The PetPace collar is unique in its ability assist in the remote medical management of pets with heart disease. It provides early detection of trends preceding clinical deterioration, long before the pet shows overt symptoms. Moreover, it allows for close monitoring of the effect of certain drugs, potentially facilitating better clinical management.

Dr. Asaf Dagan, DVM, Diplomate ABVP (Canine and Feline practice), and PetPace’s Chief Veterinarian, noted, “Clinicians can now use innovative wearable technology to remotely assess the condition of cardiac patients, detect worrisome trends and closely follow the effect of their chosen course of treatment. The impact of such capabilities on longevity and quality of life for patients with CVHD, and other conditions as well, may be tremendous”.

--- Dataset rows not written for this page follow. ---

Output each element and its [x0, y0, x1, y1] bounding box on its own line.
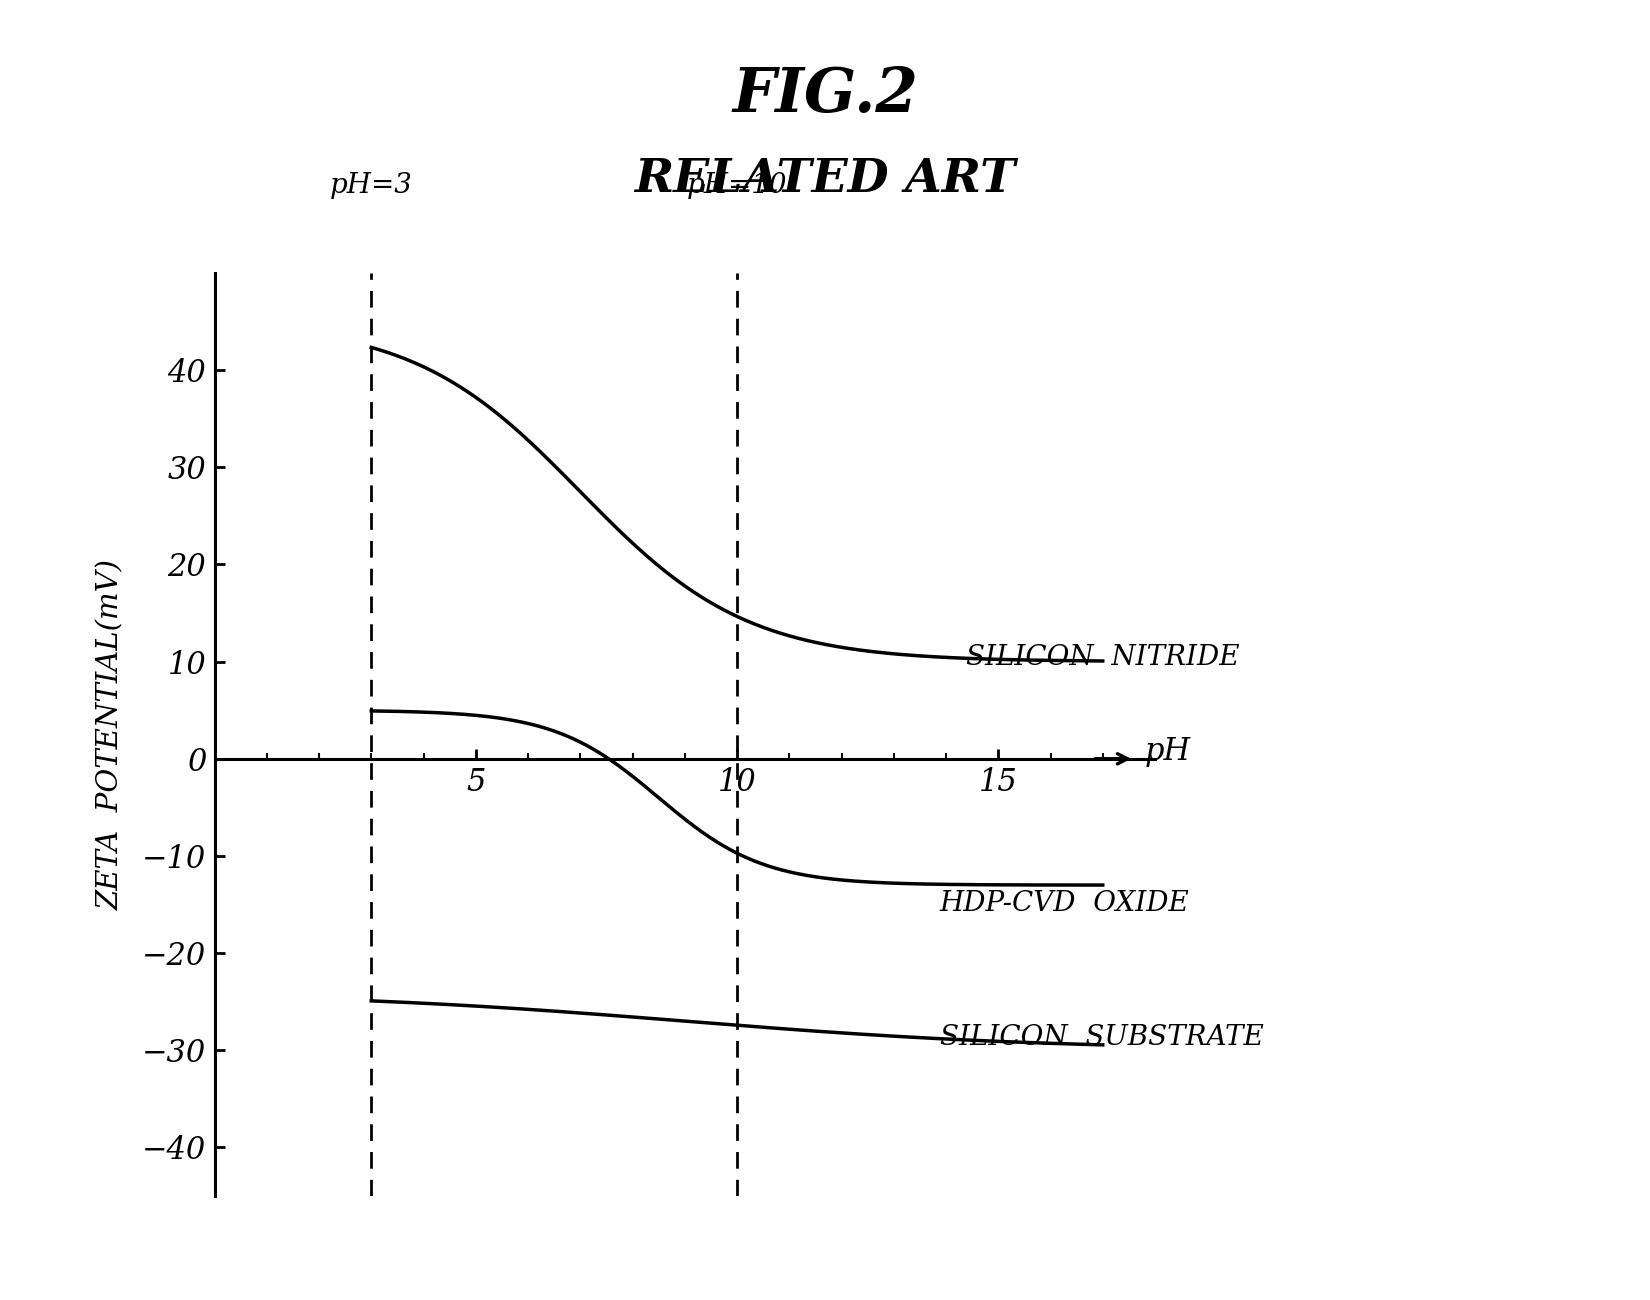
Y-axis label: ZETA  POTENTIAL(mV): ZETA POTENTIAL(mV) [97, 559, 125, 910]
Text: pH: pH [1145, 736, 1191, 767]
Text: SILICON  SUBSTRATE: SILICON SUBSTRATE [940, 1024, 1264, 1052]
Text: pH=10: pH=10 [686, 172, 787, 199]
Text: RELATED ART: RELATED ART [634, 156, 1016, 202]
Text: SILICON  NITRIDE: SILICON NITRIDE [965, 644, 1239, 671]
Text: HDP-CVD  OXIDE: HDP-CVD OXIDE [940, 891, 1190, 916]
Text: pH=3: pH=3 [330, 172, 412, 199]
Text: FIG.2: FIG.2 [733, 65, 917, 125]
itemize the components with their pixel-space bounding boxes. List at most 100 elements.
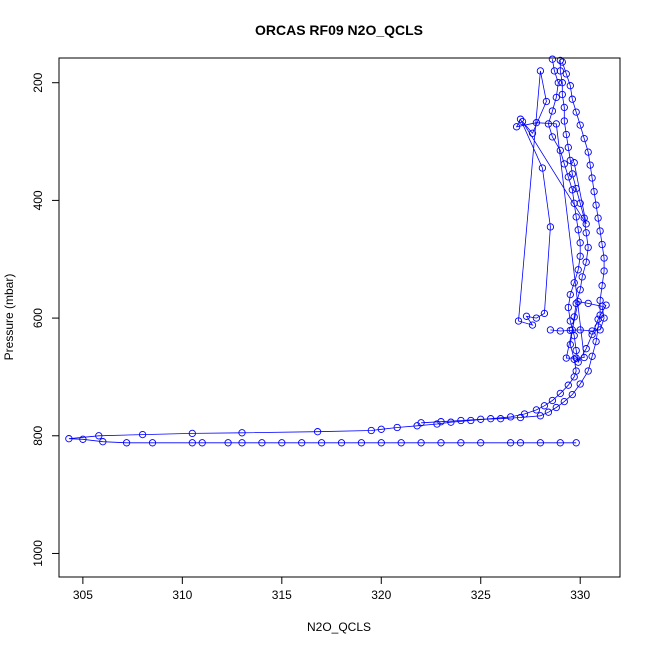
data-point [558, 58, 566, 66]
data-point [598, 302, 606, 310]
data-point [590, 187, 598, 196]
data-point [598, 282, 606, 290]
data-point [576, 252, 584, 260]
data-point [433, 420, 441, 428]
data-point [556, 56, 564, 65]
y-tick-label: 800 [31, 425, 45, 445]
data-point [584, 367, 592, 375]
chart-title: ORCAS RF09 N2O_QCLS [255, 22, 423, 38]
data-point [65, 435, 73, 443]
data-point [576, 239, 584, 247]
data-point [536, 412, 545, 420]
data-point [528, 321, 537, 329]
data-point [532, 406, 541, 414]
data-point [552, 93, 560, 102]
data-point [580, 353, 588, 362]
data-point [572, 439, 580, 447]
data-point [582, 345, 590, 353]
data-point [592, 201, 600, 209]
data-point [562, 354, 570, 362]
data-point [542, 97, 551, 106]
data-point [554, 79, 562, 87]
data-point [514, 317, 523, 325]
data-point [560, 117, 568, 125]
data-point [528, 129, 537, 137]
data-point [548, 133, 557, 141]
data-points [65, 55, 610, 447]
x-tick-label: 330 [570, 588, 590, 602]
data-point [564, 173, 572, 181]
data-point [516, 413, 525, 422]
data-point [467, 416, 475, 425]
data-point [600, 254, 608, 262]
data-point [560, 103, 568, 112]
data-point [417, 439, 425, 447]
data-point [198, 439, 206, 447]
data-point [572, 108, 580, 116]
data-point [588, 330, 596, 339]
x-tick-label: 305 [73, 588, 93, 602]
data-point [570, 332, 578, 340]
data-point [532, 119, 541, 127]
data-point [516, 439, 525, 447]
data-point [560, 160, 568, 168]
data-point [238, 439, 246, 447]
data-point [536, 439, 545, 447]
data-point [596, 227, 604, 235]
data-point [572, 299, 580, 308]
data-point [313, 428, 322, 436]
data-point [566, 156, 574, 165]
data-point [576, 326, 584, 334]
data-point [564, 303, 572, 312]
data-point [596, 326, 604, 334]
data-point [588, 174, 596, 182]
data-point [574, 358, 582, 366]
data-point [568, 186, 576, 194]
data-point [568, 390, 576, 399]
data-point [457, 439, 465, 447]
y-axis-label: Pressure (mbar) [2, 274, 16, 361]
data-point [79, 435, 87, 443]
data-point [592, 337, 600, 346]
data-point [506, 439, 515, 447]
data-point [518, 117, 527, 126]
x-tick-label: 320 [371, 588, 391, 602]
data-point [516, 115, 525, 123]
data-point [512, 123, 521, 131]
data-point [552, 120, 560, 128]
data-point [122, 439, 131, 447]
data-point [548, 396, 557, 405]
data-point [572, 213, 580, 221]
data-point [337, 439, 346, 447]
data-point [224, 439, 232, 447]
data-point [487, 415, 495, 423]
data-point [437, 418, 445, 426]
data-point [564, 381, 572, 389]
series-line-3 [547, 59, 607, 364]
data-point [568, 95, 576, 103]
data-point [600, 314, 608, 322]
data-point [566, 326, 574, 335]
data-point [99, 438, 107, 446]
data-point [566, 290, 574, 299]
data-point [574, 266, 582, 274]
data-point [298, 439, 306, 447]
data-point [566, 82, 574, 90]
data-point [258, 439, 266, 447]
data-point [278, 439, 286, 447]
data-point [562, 130, 570, 139]
data-point [552, 403, 560, 412]
data-point [576, 121, 584, 129]
data-point [546, 223, 555, 231]
data-point [148, 439, 157, 447]
data-point [95, 432, 103, 440]
data-point [580, 134, 588, 143]
data-point [566, 317, 574, 325]
data-point [540, 402, 549, 410]
data-point [522, 312, 531, 320]
data-point [584, 299, 592, 308]
data-point [556, 146, 564, 155]
data-point [540, 309, 549, 318]
data-point [572, 184, 580, 193]
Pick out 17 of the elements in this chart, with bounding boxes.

Dr. Dan Ohad, DVM, PhD, Diplomate ACVIM and ECVIM (Cardiology) from Koret School of Veterinary Medicine, of the Hebrew University of Jerusalem, Israel, added, “The trends of data changes provided by the PetPace collar during hemodynamic deterioration and in response to pharmacotherapy carry an immense potential for both a timely diagnosis, far before the patient experiences life-threatening complications, and for timely therapeutic decision-making. This can enable prompt rectification of developments before they ‘snowball’ and potentially get out of control.”

Acknowledgements

None.

Conflict of interest

Author declares that there is no conflict of interest.